Behandlung von Rittigkeitsproblemen beim Pferd

Behandlungsablauf

Pferde ChiropraktikerinZu Beginn der Behandlung schildern Sie mir die Vorgeschichte ihres Pferdes sowie die aktuellen Beschwerden. Wichtig sind auch die weiteren Haltungsumstände wie Haltung, Fütterung und Training. Die eigentliche Behandlung beginnt damit, dass ich zunächst den Patienten in der Ruhe betrachte. Dabei achte ich auf das Verhalten des Pferdes, seine Körperhaltung, die Stellung der Gliedmaßen und die Rückenlinie.

Anschließend beurteile ich das Pferd in der Bewegung: das Pferd wird geradeaus im Schritt und im Trab vorgeführt und dann ohne Hilfszügel longiert. Je nach Fall wird das Pferd auch vorgeritten.

Hierbei zeigt sich oft schon die Hauptproblematik des Pferdes. Auch kleinste Abweichungen vom normalen Bewegungsmuster oder ein festgehaltener Rücken geben wichtige Hinweise.

Dann wird der ganze Körper abtastet und dabei untersucht. Ich achte auf Wärme, unterschiedliche Ausprägung der Muskulatur, Verspannungen und Schmerzen. Die gesamte Wirbelsäule wird von vorne nach hinten, Wirbel für Wirbel, auf eine eingeschränkte Beweglichkeit untersucht. Ist eine Wirbelblockade vorhanden, wird sie mit einem sanften, aber sehr gezielten und schnellen Impuls gelöst. Diese Behandlung ist völlig ungefährlich und nebenwirkungsfrei, wenn sie durch gut ausgebildete und erfahrene Chiropraktiker durchgeführt wird.
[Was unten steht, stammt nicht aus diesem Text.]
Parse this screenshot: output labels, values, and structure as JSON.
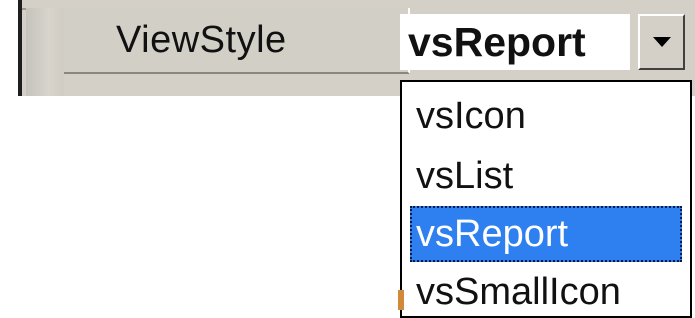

Bei sehr schmerzhaften und länger andauernden Problematiken löse ich mit speziellen Mobilisationstechniken die umgebende Muskulatur, um den Wirbel anschließend gut behandeln zu können.

Für die Untersuchung und Behandlung des Rückens benutze ich ein Podest, um jede Blockade von oben lösen zu können. Durch die erhöhte Postion geschieht dies sehr gezielt und mit wenig Krafteinsatz .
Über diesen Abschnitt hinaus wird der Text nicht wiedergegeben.